Penetration Testing mailing list archives

RE: [PEN-TEST] Detecting the presence of a firewall


From: railwayclubposse () hushmail com
Date: Tue, 15 May 2001 21:52:09 -0500 (EDT)

I agree, I have not noticed this in the one-to-one NAT scenario you have.
In the situations I am talking about, the most obvious difference is the 
source port of packets coming from protected hosts is changed. Each host 
sharing an address seems to get a different source port. 
Of course this is not specific to checkpoint.

Im sorry I don't have the article you request, I don't have access to checkpoint 
support. I doubt they have useful information on this subject anyway. More 
useful is this nmap fingerprint which works for me a good deal of the time. 
It's included in recent versions of nmap:

# Contributed by william.frogge () sus com
Fingerprint NT Server 4.0 SP4-SP5 running Checkpoint Firewall-1
TSeq(Class=TD%gcd=<8%SI=<154)
T1(DF=Y%W=2017%ACK=S++%Flags=AS%Ops=M)
T2(Resp=N)
T3(Resp=Y%DF=Y%W=2017%ACK=S++%Flags=AS%Ops=M)
T4(Resp=N)
T5(DF=N%W=0%ACK=S++%Flags=AR%Ops=)
T6(Resp=N)
T7(Resp=N)
PU(DF=N%TOS=0%IPLEN=38%RIPTL=148%RID=E%RIPCK=E%UCK=F%ULEN=134%DAT=E)

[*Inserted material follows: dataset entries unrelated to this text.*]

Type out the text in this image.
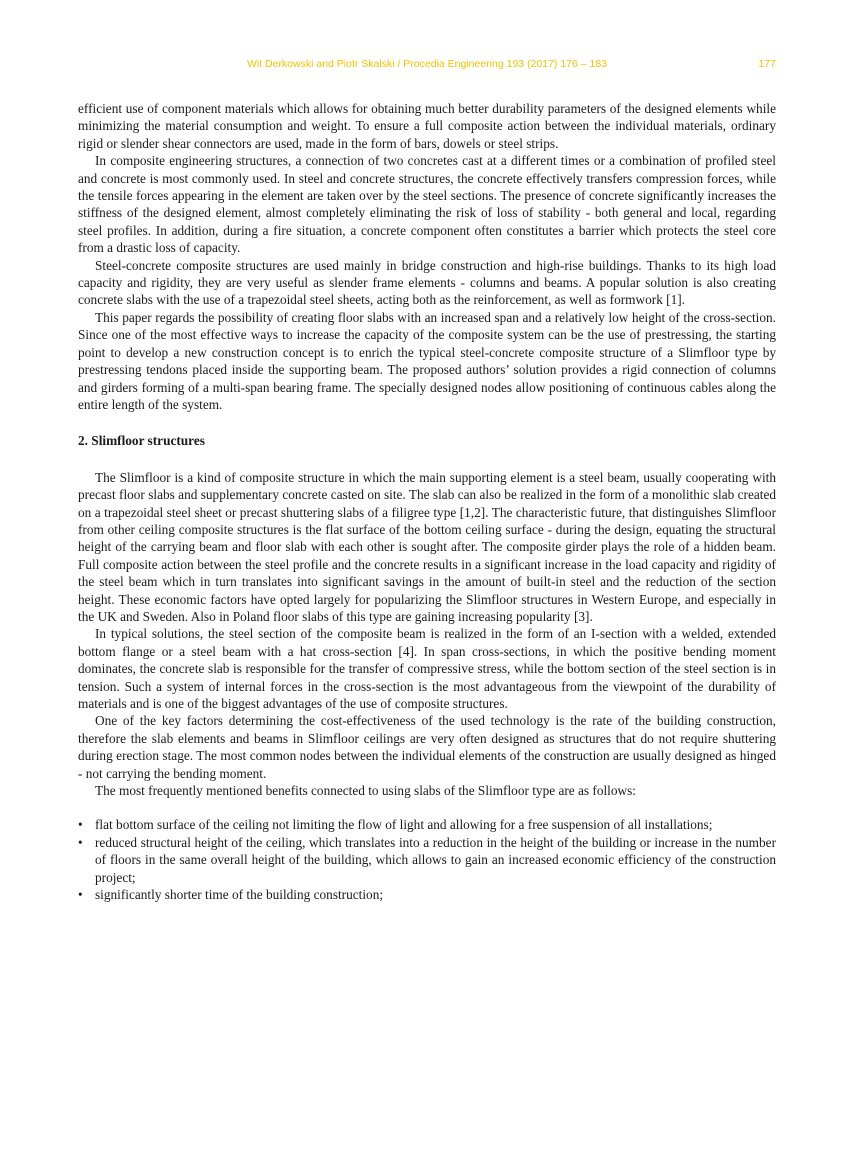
Wit Derkowski and Piotr Skalski / Procedia Engineering 193 (2017) 176 – 183	177

efficient use of component materials which allows for obtaining much better durability parameters of the designed elements while minimizing the material consumption and weight. To ensure a full composite action between the individual materials, ordinary rigid or slender shear connectors are used, made in the form of bars, dowels or steel strips.

In composite engineering structures, a connection of two concretes cast at a different times or a combination of profiled steel and concrete is most commonly used. In steel and concrete structures, the concrete effectively transfers compression forces, while the tensile forces appearing in the element are taken over by the steel sections. The presence of concrete significantly increases the stiffness of the designed element, almost completely eliminating the risk of loss of stability - both general and local, regarding steel profiles. In addition, during a fire situation, a concrete component often constitutes a barrier which protects the steel core from a drastic loss of capacity.

Steel-concrete composite structures are used mainly in bridge construction and high-rise buildings. Thanks to its high load capacity and rigidity, they are very useful as slender frame elements - columns and beams. A popular solution is also creating concrete slabs with the use of a trapezoidal steel sheets, acting both as the reinforcement, as well as formwork [1].

This paper regards the possibility of creating floor slabs with an increased span and a relatively low height of the cross-section. Since one of the most effective ways to increase the capacity of the composite system can be the use of prestressing, the starting point to develop a new construction concept is to enrich the typical steel-concrete composite structure of a Slimfloor type by prestressing tendons placed inside the supporting beam. The proposed authors’ solution provides a rigid connection of columns and girders forming of a multi-span bearing frame. The specially designed nodes allow positioning of continuous cables along the entire length of the system.

2. Slimfloor structures

The Slimfloor is a kind of composite structure in which the main supporting element is a steel beam, usually cooperating with precast floor slabs and supplementary concrete casted on site. The slab can also be realized in the form of a monolithic slab created on a trapezoidal steel sheet or precast shuttering slabs of a filigree type [1,2]. The characteristic future, that distinguishes Slimfloor from other ceiling composite structures is the flat surface of the bottom ceiling surface - during the design, equating the structural height of the carrying beam and floor slab with each other is sought after. The composite girder plays the role of a hidden beam. Full composite action between the steel profile and the concrete results in a significant increase in the load capacity and rigidity of the steel beam which in turn translates into significant savings in the amount of built-in steel and the reduction of the section height. These economic factors have opted largely for popularizing the Slimfloor structures in Western Europe, and especially in the UK and Sweden. Also in Poland floor slabs of this type are gaining increasing popularity [3].

In typical solutions, the steel section of the composite beam is realized in the form of an I-section with a welded, extended bottom flange or a steel beam with a hat cross-section [4]. In span cross-sections, in which the positive bending moment dominates, the concrete slab is responsible for the transfer of compressive stress, while the bottom section of the steel section is in tension. Such a system of internal forces in the cross-section is the most advantageous from the viewpoint of the durability of materials and is one of the biggest advantages of the use of composite structures.

One of the key factors determining the cost-effectiveness of the used technology is the rate of the building construction, therefore the slab elements and beams in Slimfloor ceilings are very often designed as structures that do not require shuttering during erection stage. The most common nodes between the individual elements of the construction are usually designed as hinged - not carrying the bending moment.

The most frequently mentioned benefits connected to using slabs of the Slimfloor type are as follows:

• flat bottom surface of the ceiling not limiting the flow of light and allowing for a free suspension of all installations;
• reduced structural height of the ceiling, which translates into a reduction in the height of the building or increase in the number of floors in the same overall height of the building, which allows to gain an increased economic efficiency of the construction project;
• significantly shorter time of the building construction;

At Tue, 15 May 2001 16:37:03 -0500, Frank Knobbe <FKnobbe () KnobbeITS com> 
wrote:

-----Original Message-----
From: railwayclubposse () hushmail com
[mailto:railwayclubposse () hushmail com]
Sent: Tuesday, May 15, 2001 10:49 AM

You get the same results if the default Checkpoint ports are 
closed. You 
still need to find one or two open ports, but they don't have 
to be on the 
firewall itself. The giveaway is in how the headers are 
rewritten for one-
to-many NAT. 


Uhm... I'm confused. I assume you mean ports of statically natted
machines. I connect from the Internet through the FW-1 to a host
behind behind it. That is a one-to-one NAT. What is rewritten in the
headers that would identify the screening fw as a FW-1 machine? I
mean IP addresses are obviously changed. What other header
information (i.e. flags, options) are changed in the packet coming
form the host? I understand that I should expect a certain option set
in a response packet (depending on OS and my request packet), I
understand the process, I'm not question this. Just would like to
know what is reset/changed in the TCP or UDP packet. (Let's ignore
ICMP). Point me to an article or FAQ please.